Purple-teaming LLMs with Adversarial Defender Training

TL;DR

This paper introduces PAD, a novel adversarial training pipeline combining red and blue teaming to improve LLM safety by actively identifying vulnerabilities and enhancing safe response generation.

Contribution

The paper presents a self-play adversarial training framework for LLM safety, integrating attack and defense modules in a generative adversarial manner to improve vulnerability detection and safety.

Findings

PAD outperforms baselines in attack effectiveness and safety robustness

It balances safety with overall model quality effectively

Identifies challenges like multi-turn attack defense and risk detection strategies

Abstract

Existing efforts in safeguarding LLMs are limited in actively exposing the vulnerabilities of the target LLM and readily adapting to newly emerging safety risks.
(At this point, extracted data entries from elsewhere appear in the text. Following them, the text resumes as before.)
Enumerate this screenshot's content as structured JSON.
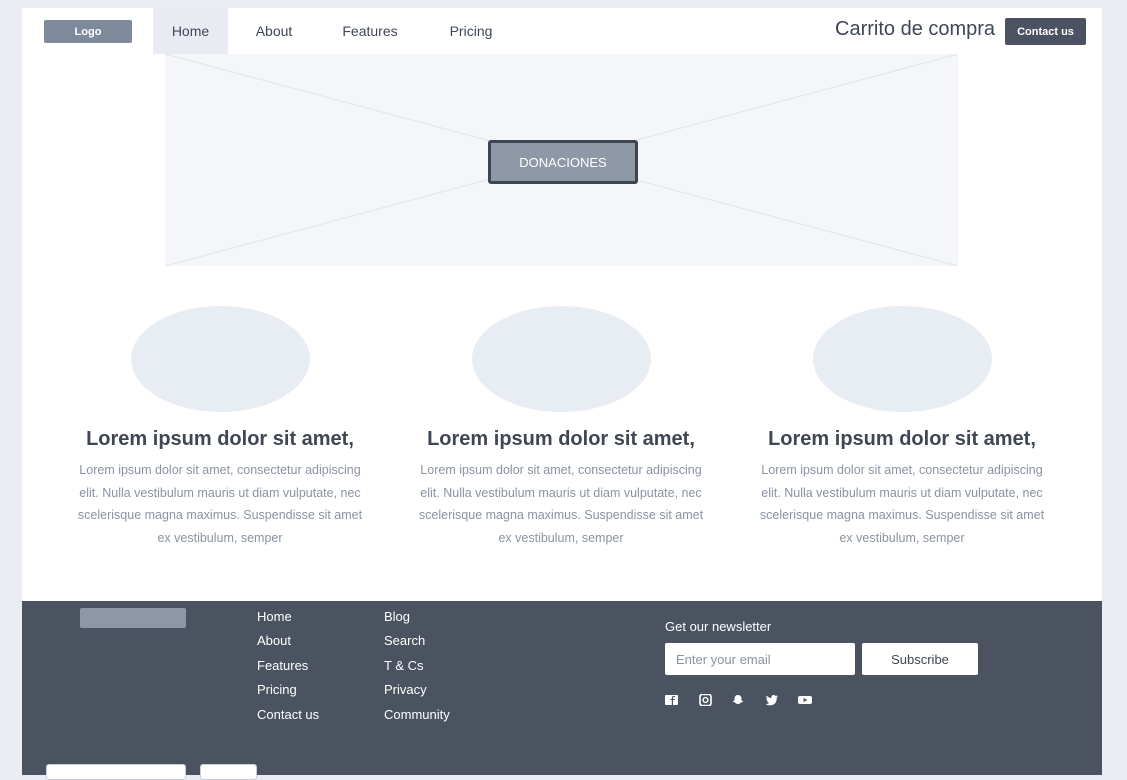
{
  "header": {
    "logo": "Logo",
    "nav": [
      {
        "label": "Home",
        "active": true
      },
      {
        "label": "About",
        "active": false
      },
      {
        "label": "Features",
        "active": false
      },
      {
        "label": "Pricing",
        "active": false
      }
    ],
    "cart": "Carrito de compra",
    "contact": "Contact us"
  },
  "hero": {
    "button": "DONACIONES"
  },
  "features": [
    {
      "title": "Lorem ipsum dolor sit amet,",
      "text": "Lorem ipsum dolor sit amet, consectetur adipiscing elit. Nulla vestibulum mauris ut diam vulputate, nec scelerisque magna maximus. Suspendisse sit amet ex vestibulum, semper"
    },
    {
      "title": "Lorem ipsum dolor sit amet,",
      "text": "Lorem ipsum dolor sit amet, consectetur adipiscing elit. Nulla vestibulum mauris ut diam vulputate, nec scelerisque magna maximus. Suspendisse sit amet ex vestibulum, semper"
    },
    {
      "title": "Lorem ipsum dolor sit amet,",
      "text": "Lorem ipsum dolor sit amet, consectetur adipiscing elit. Nulla vestibulum mauris ut diam vulputate, nec scelerisque magna maximus. Suspendisse sit amet ex vestibulum, semper"
    }
  ],
  "footer": {
    "col1": [
      "Home",
      "About",
      "Features",
      "Pricing",
      "Contact us"
    ],
    "col2": [
      "Blog",
      "Search",
      "T & Cs",
      "Privacy",
      "Community"
    ],
    "newsletter": {
      "title": "Get our newsletter",
      "placeholder": "Enter your email",
      "button": "Subscribe"
    },
    "social": [
      "facebook-icon",
      "instagram-icon",
      "snapchat-icon",
      "twitter-icon",
      "youtube-icon"
    ]
  },
  "colors": {
    "accent": "#4b5261",
    "footer_bg": "#4b5360",
    "placeholder": "#e8ecf3"
  }
}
To address this, we present Purple-teaming LLMs with Adversarial Defender training (PAD), a pipeline designed to safeguard LLMs by novelly incorporating the red-teaming (attack) and blue-teaming (safety training) techniques. In PAD, we automatically collect conversational data that cover the vulnerabilities of an LLM around specific safety risks in a self-play manner, where the attacker aims to elicit unsafe responses and the defender generates safe responses to these attacks. We then update both modules in a generative adversarial network style by training the attacker to elicit more unsafe responses and updating the defender to identify them and explain the unsafe reason. Experimental results demonstrate that PAD significantly outperforms existing baselines in both finding effective attacks and establishing a robust safe guardrail. Furthermore, our findings indicate that PAD excels in striking a balance between safety and overall model quality. We also reveal key challenges in safeguarding LLMs, including defending multi-turn attacks and the need for more delicate strategies to identify specific risks.